Time Series Background
Time series are a sequence of data points that are spaced equidistant from one another and are represented chronologically over time. Just as in other machine learning models, the original dataset is broken into a training dataset and a testing dataset to be able to measure the margin of error within a models’ predictions. One distinct difference is that this is not randomized and this test-train split will occur at a specific date in time.
“Time series allow you communicate complex scenarios to senior leadership who do not know anything about machine learning or the statistics behind a model.”
Jun speaks specifically about how to implement time series in the financial realm relating to client services. As he describes, this can combine metrics that are reported at the daily level by different products and different clients. Normally, this would quickly generate a large, overwhelming amount of data which may be difficult to isolate trends for analysis and predictions. Time series aid in categorizing data in a way that forecasting models can accurately predict future trends and lend the ability to create visualizations that are easily understood.
Time series can be thought of operating on your typical X and Y axis, with the X axis representing your independent variable (“the cause”) and the Y axis representing the dependent variable (“the effect”). The complexity behind time series stems from the fact that you are trying to predict “the effects” when you do not necessarily know how “the causes” are defined. This concept of working with future data can quickly lead to large margin of errors if constraints are no correctly applied to the model features and variables.
One example of how time series predictions can differ can be compared between a Multiple Forecasting model (figure A below) and a Lagged Variable model (figure B below). Proper time series use a lagged variable approach where a regression equation is used to predict dependent variables based on historical and current values. This allows for variables to capture more recent information, yearly seasonality, and averages over different time periods. Multiple Forecasting on the other hand is an aggregation of predictions based off of other predictions. This can spiral quickly in to a large margin of error as each deviation from absolute truth grows exponentially with each iterative prediction. This is a good, simple example of how aggregating all variables to generate a single prediction is more logical and accurate than a series of smaller predictions.
Jun speaks to two different time series models that he and team tested. The first, the SARIMAX model, was utilized due to its’ ability to capture trends, seasonality, and exogenous variables. This model benefits in its flexibility to operate using data at different levels of granularity (daily, weekly, monthly) as well as being able to more meticulously feature engineer data prior to model runs.

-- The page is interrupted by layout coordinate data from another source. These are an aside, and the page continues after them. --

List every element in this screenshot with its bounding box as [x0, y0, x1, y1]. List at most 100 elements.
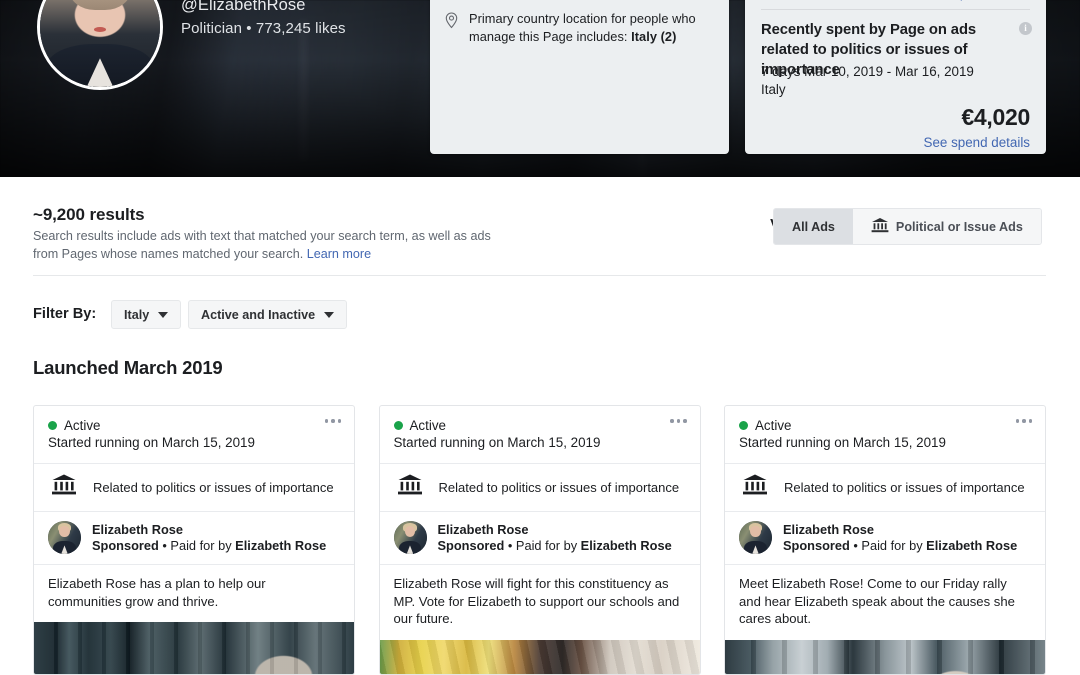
- view-toggle-group: All Ads Political or Issue Ads: [773, 208, 1042, 245]
- status-dot-icon: [393, 421, 403, 430]
- see-spend-details-link-top[interactable]: See spend details: [927, 0, 1030, 1]
- paid-by-name: Elizabeth Rose: [580, 538, 672, 553]
- ad-status-label: Active: [64, 418, 101, 433]
- ad-body-section: Meet Elizabeth Rose! Come to our Friday …: [725, 565, 1045, 640]
- paid-separator: • Paid for by: [158, 538, 236, 553]
- ad-politics-section: Related to politics or issues of importa…: [379, 464, 700, 512]
- avatar-photo: [40, 0, 160, 87]
- ad-body-text: Elizabeth Rose has a plan to help our co…: [48, 576, 266, 609]
- sponsor-paid-line: Sponsored • Paid for by Elizabeth Rose: [783, 538, 1017, 553]
- page-location-value: Italy (2): [631, 28, 677, 44]
- spend-country: Italy: [761, 82, 786, 97]
- sponsor-avatar[interactable]: [393, 521, 427, 554]
- ad-card[interactable]: Active Started running on March 15, 2019: [33, 405, 355, 675]
- ad-politics-label: Related to politics or issues of importa…: [93, 479, 334, 495]
- paid-separator: • Paid for by: [504, 538, 581, 553]
- see-spend-details-link[interactable]: See spend details: [924, 135, 1030, 150]
- ad-creative-image[interactable]: [725, 639, 1045, 674]
- avatar-hair: [68, 0, 132, 11]
- status-dot-icon: [739, 421, 748, 430]
- ad-status-label: Active: [755, 418, 792, 433]
- ad-status-label: Active: [409, 418, 446, 433]
- learn-more-link[interactable]: Learn more: [307, 247, 371, 261]
- spend-card-divider: [761, 9, 1030, 10]
- bank-icon: [397, 473, 423, 501]
- filter-country-dropdown[interactable]: Italy: [111, 300, 182, 329]
- filter-status-dropdown[interactable]: Active and Inactive: [188, 300, 348, 329]
- ad-start-date: Started running on March 15, 2019: [393, 435, 601, 450]
- status-dot-icon: [48, 421, 57, 430]
- ad-start-date: Started running on March 15, 2019: [739, 435, 946, 450]
- ad-start-date: Started running on March 15, 2019: [48, 435, 255, 450]
- results-description: Search results include ads with text tha…: [33, 228, 513, 263]
- ad-sponsor-section: Elizabeth Rose Sponsored • Paid for by E…: [34, 512, 354, 565]
- sponsor-paid-line: Sponsored • Paid for by Elizabeth Rose: [438, 538, 672, 553]
- page-location-card: Primary country location for people who …: [430, 0, 729, 154]
- sponsor-name[interactable]: Elizabeth Rose: [438, 522, 672, 537]
- ad-card[interactable]: Active Started running on March 15, 2019: [378, 405, 701, 675]
- ad-politics-label: Related to politics or issues of importa…: [438, 479, 680, 495]
- spend-date-range: 7 days Mar 10, 2019 - Mar 16, 2019: [761, 64, 974, 79]
- avatar[interactable]: [37, 0, 163, 90]
- avatar-lips: [94, 27, 106, 32]
- ad-body-section: Elizabeth Rose has a plan to help our co…: [34, 565, 354, 622]
- sponsor-avatar-face: [404, 525, 416, 537]
- ad-card[interactable]: Active Started running on March 15, 2019: [724, 405, 1046, 675]
- sponsored-label: Sponsored: [92, 538, 159, 553]
- ad-body-text: Elizabeth Rose will fight for this const…: [393, 576, 680, 626]
- bank-icon: [51, 473, 77, 501]
- chevron-down-icon: [158, 311, 169, 318]
- launched-month-heading: Launched March 2019: [33, 357, 223, 378]
- sponsored-label: Sponsored: [783, 538, 850, 553]
- sponsor-text-block: Elizabeth Rose Sponsored • Paid for by E…: [92, 522, 326, 553]
- ad-status-row: Active: [48, 418, 340, 433]
- ad-status-section: Active Started running on March 15, 2019: [34, 406, 354, 464]
- ad-sponsor-section: Elizabeth Rose Sponsored • Paid for by E…: [725, 512, 1045, 565]
- section-divider: [33, 275, 1046, 276]
- ad-creative-image[interactable]: [34, 622, 354, 674]
- tab-political-or-issue-ads[interactable]: Political or Issue Ads: [852, 209, 1041, 244]
- ad-sponsor-section: Elizabeth Rose Sponsored • Paid for by E…: [379, 512, 700, 565]
- ad-status-row: Active: [393, 418, 686, 433]
- results-description-text: Search results include ads with text tha…: [33, 229, 491, 261]
- sponsor-avatar-face: [59, 525, 70, 537]
- sponsor-avatar[interactable]: [739, 521, 772, 554]
- more-options-icon[interactable]: [324, 419, 341, 423]
- page-location-text: Primary country location for people who …: [469, 10, 713, 45]
- ad-status-section: Active Started running on March 15, 2019: [379, 406, 700, 464]
- page-category-likes: Politician • 773,245 likes: [181, 20, 346, 37]
- sponsor-paid-line: Sponsored • Paid for by Elizabeth Rose: [92, 538, 326, 553]
- paid-by-name: Elizabeth Rose: [235, 538, 327, 553]
- results-count: ~9,200 results: [33, 205, 145, 224]
- location-pin-icon: [444, 12, 459, 34]
- sponsor-name[interactable]: Elizabeth Rose: [92, 522, 326, 537]
- more-options-icon[interactable]: [670, 419, 687, 423]
- ad-status-row: Active: [739, 418, 1031, 433]
- sponsor-text-block: Elizabeth Rose Sponsored • Paid for by E…: [438, 522, 672, 553]
- paid-separator: • Paid for by: [849, 538, 927, 553]
- chevron-down-icon: [324, 311, 335, 318]
- bank-icon: [742, 473, 768, 501]
- paid-by-name: Elizabeth Rose: [926, 538, 1018, 553]
- ad-body-text: Meet Elizabeth Rose! Come to our Friday …: [739, 576, 1015, 626]
- sponsor-text-block: Elizabeth Rose Sponsored • Paid for by E…: [783, 522, 1017, 553]
- filter-status-value: Active and Inactive: [201, 307, 316, 322]
- ad-creative-image[interactable]: [379, 639, 700, 674]
- tab-political-or-issue-ads-label: Political or Issue Ads: [895, 219, 1023, 234]
- tab-all-ads-label: All Ads: [792, 219, 835, 234]
- tab-all-ads[interactable]: All Ads: [774, 209, 853, 244]
- bank-icon: [871, 217, 889, 236]
- page-spend-card: See spend details Recently spent by Page…: [745, 0, 1046, 154]
- sponsor-name[interactable]: Elizabeth Rose: [783, 522, 1017, 537]
- info-icon[interactable]: i: [1019, 22, 1032, 35]
- more-options-icon[interactable]: [1015, 419, 1032, 423]
- filter-by-label: Filter By:: [33, 306, 97, 322]
- ad-status-section: Active Started running on March 15, 2019: [725, 406, 1045, 464]
- ad-body-section: Elizabeth Rose will fight for this const…: [380, 565, 700, 640]
- ad-library-page: @ElizabethRose Politician • 773,245 like…: [0, 0, 1080, 675]
- page-handle: @ElizabethRose: [181, 0, 306, 14]
- ad-politics-label: Related to politics or issues of importa…: [784, 479, 1025, 495]
- ad-politics-section: Related to politics or issues of importa…: [34, 464, 354, 512]
- sponsor-avatar[interactable]: [48, 521, 81, 554]
- ad-politics-section: Related to politics or issues of importa…: [725, 464, 1045, 512]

The second model used is the Prophet Model which is a time series model developed by Facebook and has been open source since 2017. This model offers daily forecasting that can easily take holiday effects and seasonality into account while remaining very fast and accurate. However, if there are too many segments to process or there is not clear trend or seasonality this model may not compensate well.
Perhaps the biggest benefit that time series possess, and which Jun heavily emphasizes, is the ability to visualize the results easily. Both Power BI and Tableau are powerful tools that can take the results from time series predictions and visualize in a manner that the layman can understand. This allows for complicated scenarios to be shown to upper management without the need for an in depth, behind the scenes explanation. Instead, it allows for the focus to remain on the results and what actions are to be taken from them. Additionally, the tools mentioned are interactive. As questions can, and will , arise when presenting results, these visualizations become dynamic and allow the user to target specific sections or features to draw out hidden truths within the results.
While the tools mentioned are incredibly powerful, it is the structure and build of a time series that allows for such manipulation to be possible. Succinct visualizations and the ability to condense complex topics allow for Jun and his team at American Express to continue to utilize time series to their full potential.